Other communes in Lara state are proposing to fix irrigation systems to ramp up food production, such as the Vencedores de Carorita Commune close to Barquisimeto.

For its part, the Ezequiel Zamora Socialist Commune, located in Barinas state, is asking voters to pick among seven large projects, among them building a communal house, a sports court and repairing two schools.

Venezuela held its first “National Popular Consultation” on April 21. The majority of the 4,347 approved initiatives were related to five main areas: water and electricity supply, roads, healthcare and environmental issues. According to a communes ministry source, 2,009 projects approved in April have already concluded, with 2,184 in progress and the remaining ones still clearing bureaucratic hurdles to receive funding.

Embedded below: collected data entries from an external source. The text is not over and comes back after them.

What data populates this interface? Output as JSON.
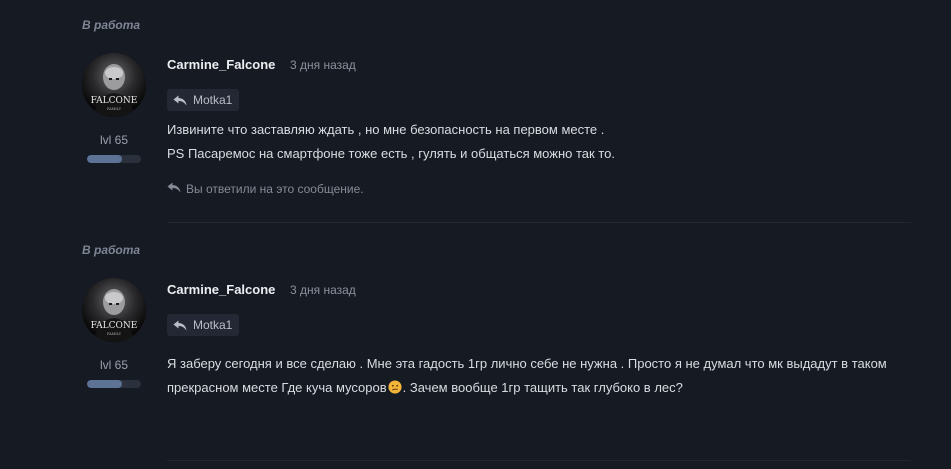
{
  "posts": [
    {
      "status": "В работа",
      "author": "Carmine_Falcone",
      "time": "3 дня назад",
      "level": "lvl 65",
      "level_progress": 0.65,
      "avatar_text": "FALCONE",
      "avatar_subtext": "FAMILY",
      "reply_to": "Motka1",
      "message_lines": [
        "Извините что заставляю ждать , но мне безопасность на первом месте .",
        "PS Пасаремос на смартфоне тоже есть , гулять и общаться можно так то."
      ],
      "replied_note": "Вы ответили на это сообщение."
    },
    {
      "status": "В работа",
      "author": "Carmine_Falcone",
      "time": "3 дня назад",
      "level": "lvl 65",
      "level_progress": 0.65,
      "avatar_text": "FALCONE",
      "avatar_subtext": "FAMILY",
      "reply_to": "Motka1",
      "message_part1": "Я заберу сегодня и все сделаю . Мне эта гадость 1гр лично себе не нужна . Просто я не думал что мк выдадут в таком прекрасном месте Где куча мусоров",
      "message_part2": ". Зачем вообще 1гр тащить так глубоко в лес?"
    }
  ],
  "icons": {
    "reply": "reply-arrow-icon",
    "emoji": "confused-face-icon"
  },
  "colors": {
    "background": "#161a23",
    "level_bar_fill": "#5c7395",
    "quote_background": "#232834"
  }
}
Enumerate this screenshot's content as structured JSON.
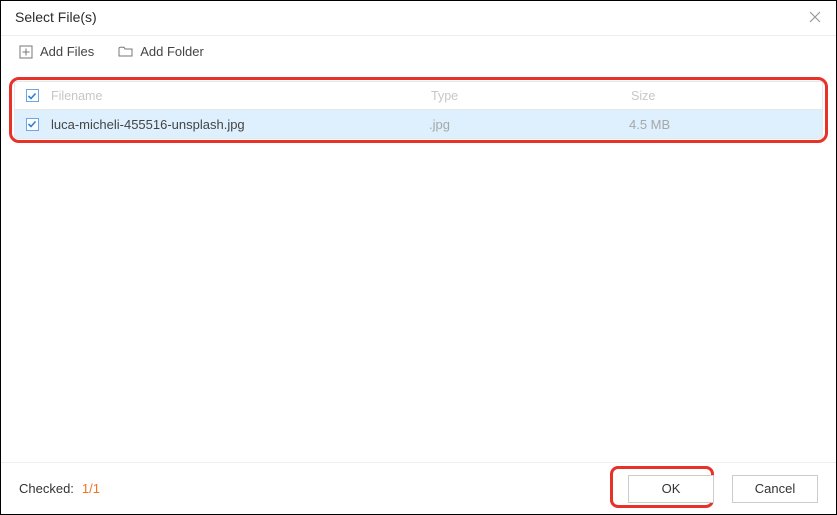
{
  "titlebar": {
    "title": "Select File(s)"
  },
  "toolbar": {
    "add_files_label": "Add Files",
    "add_folder_label": "Add Folder"
  },
  "table": {
    "headers": {
      "filename": "Filename",
      "type": "Type",
      "size": "Size"
    },
    "row": {
      "name": "luca-micheli-455516-unsplash.jpg",
      "type": ".jpg",
      "size": "4.5 MB"
    }
  },
  "footer": {
    "checked_label": "Checked:",
    "count_text": "1/1",
    "ok_label": "OK",
    "cancel_label": "Cancel"
  }
}
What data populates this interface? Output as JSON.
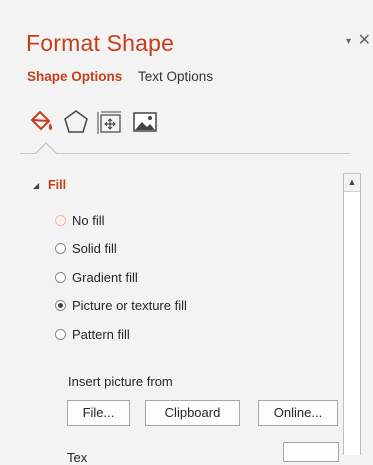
{
  "header": {
    "title": "Format Shape",
    "menu_glyph": "▾",
    "close_glyph": "✕",
    "tabs": [
      {
        "label": "Shape Options",
        "active": true
      },
      {
        "label": "Text Options",
        "active": false
      }
    ]
  },
  "icon_tabs": [
    {
      "name": "fill-line-icon",
      "active": true
    },
    {
      "name": "effects-icon",
      "active": false
    },
    {
      "name": "size-properties-icon",
      "active": false
    },
    {
      "name": "picture-icon",
      "active": false
    }
  ],
  "fill_section": {
    "title": "Fill",
    "toggle_glyph": "◢",
    "options": [
      {
        "label": "No fill",
        "selected": false
      },
      {
        "label": "Solid fill",
        "selected": false
      },
      {
        "label": "Gradient fill",
        "selected": false
      },
      {
        "label": "Picture or texture fill",
        "selected": true
      },
      {
        "label": "Pattern fill",
        "selected": false
      }
    ],
    "insert_label": "Insert picture from",
    "buttons": {
      "file": "File...",
      "clipboard": "Clipboard",
      "online": "Online..."
    },
    "partial_label": "Tex"
  },
  "scroll_up_glyph": "▲",
  "colors": {
    "accent": "#c43e1c",
    "pane_bg": "#f3f3f3"
  }
}
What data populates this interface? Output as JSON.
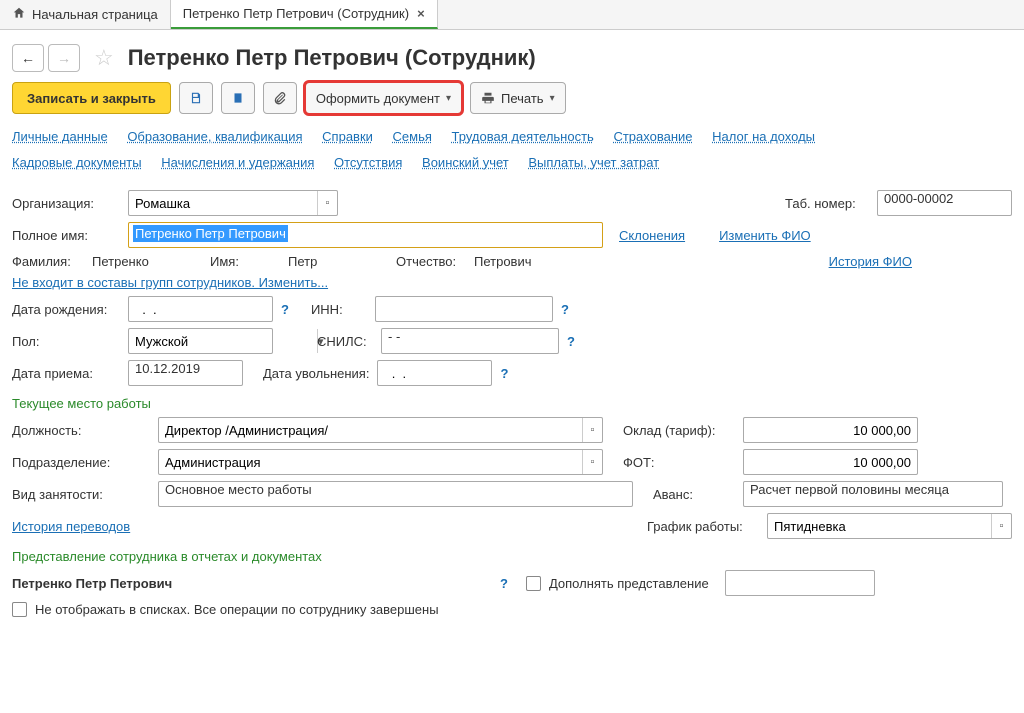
{
  "tabs": {
    "home": "Начальная страница",
    "current": "Петренко Петр Петрович (Сотрудник)"
  },
  "title": "Петренко Петр Петрович (Сотрудник)",
  "toolbar": {
    "save_close": "Записать и закрыть",
    "create_doc": "Оформить документ",
    "print": "Печать"
  },
  "navlinks": {
    "row1": [
      "Личные данные",
      "Образование, квалификация",
      "Справки",
      "Семья",
      "Трудовая деятельность",
      "Страхование",
      "Налог на доходы"
    ],
    "row2": [
      "Кадровые документы",
      "Начисления и удержания",
      "Отсутствия",
      "Воинский учет",
      "Выплаты, учет затрат"
    ]
  },
  "labels": {
    "org": "Организация:",
    "tabnum": "Таб. номер:",
    "fullname": "Полное имя:",
    "decl": "Склонения",
    "change_fio": "Изменить ФИО",
    "lname": "Фамилия:",
    "fname": "Имя:",
    "mname": "Отчество:",
    "history_fio": "История ФИО",
    "not_in_groups": "Не входит в составы групп сотрудников. Изменить...",
    "birthdate": "Дата рождения:",
    "inn": "ИНН:",
    "gender": "Пол:",
    "snils": "СНИЛС:",
    "hire_date": "Дата приема:",
    "fire_date": "Дата увольнения:",
    "current_job": "Текущее место работы",
    "position": "Должность:",
    "salary": "Оклад (тариф):",
    "dept": "Подразделение:",
    "fot": "ФОТ:",
    "emp_type": "Вид занятости:",
    "advance": "Аванс:",
    "transfer_history": "История переводов",
    "schedule": "График работы:",
    "repr_title": "Представление сотрудника в отчетах и документах",
    "repr_name": "Петренко Петр Петрович",
    "supplement": "Дополнять представление",
    "hide_lists": "Не отображать в списках. Все операции по сотруднику завершены"
  },
  "values": {
    "org": "Ромашка",
    "tabnum": "0000-00002",
    "fullname": "Петренко Петр Петрович",
    "lname": "Петренко",
    "fname": "Петр",
    "mname": "Петрович",
    "birthdate": "  .  .    ",
    "inn": "",
    "gender": "Мужской",
    "snils": "   -   -       ",
    "hire_date": "10.12.2019",
    "fire_date": "  .  .    ",
    "position": "Директор /Администрация/",
    "salary": "10 000,00",
    "dept": "Администрация",
    "fot": "10 000,00",
    "emp_type": "Основное место работы",
    "advance": "Расчет первой половины месяца",
    "schedule": "Пятидневка"
  }
}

On Monday, spokespeople from several communes joined Maduro in his TV broadcast to talk about their respective communities’ implementation of the state-funded projects.

Vanessa Pérez, from the Cinco Fortalezas de la Revolución Commune, in Cumanacoa town, Sucre state, stated drinking water pipes were successfully installed in several homes where families had no access to the service for more than 70 years.

“This is an achievement for us, an achievement for the whole country because it is the people saving the people,” said Pérez.

Similarly, Freddy Espinoza, from the Ruta de la Mandarina Commune in Miranda state, testified that the community had rehabilitated a road used to transport mandarine crops which had been damaged for 12 years.